As they gathered at the Pentagon, Ginsberg, Abbie Hoffman, and the Fugs, along with several hundred participants, began to chant and sing. Fugs member Ed Sanders had written the “exorgasm” ritual: “In the name of Zeus, in the name of Anubis … in the name of the lives of the dead soldiers in Vietnam … in the name of Sea-borne Aphrodite … in the name of Dionysus, Zagreus, Jesus, Iao Sabaoth, Yahweh the Unnamable … we call upon the Spirits to Raise the Pentagon from its Destiny and Preserve it. In the naaaaame—in all the names! Out, Demons, out!” 24

Unfortunately no one—at least no one who wasn’t tripping on 250 micrograms of LSD—saw the Pentagon rise. But the crazed surreality of the ritual was a direct response to the surreal horrors of the disastrous war in Vietnam. It became legendary and led to the formation of the prankish, guerrilla theater activist group known as the Youth International Party, or Yippies. Their later stunt—throwing handfuls of fake one-dollar bills onto the floor of the New York Stock Exchange—also earned them a place in the history of creative protest.

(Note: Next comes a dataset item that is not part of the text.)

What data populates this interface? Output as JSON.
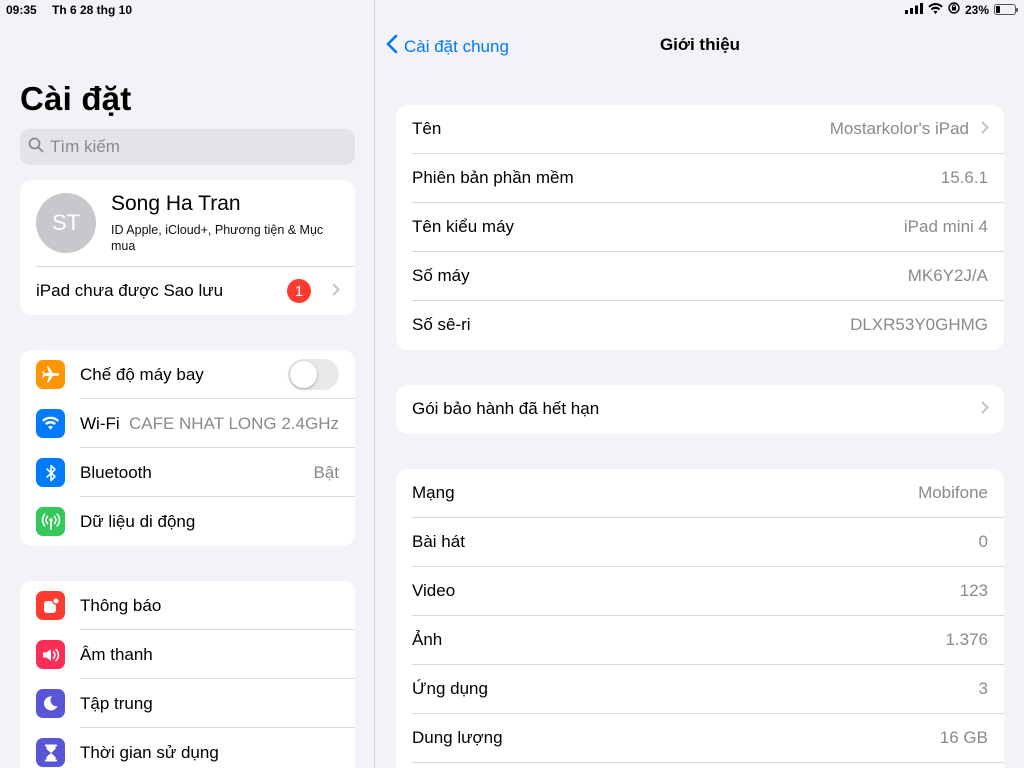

As Jerry Rubin wrote in the Berkeley Barb: “The worst thing you can say about a demonstration is that it is boring, and one of the reasons that the peace movement has not grown into a mass movement is that the peace movement—its literature and its events—is a bore. Good theatre is needed to communicate revolutionary content.” 25

Keep his words in mind, magical activists, because they are as true now as they were then.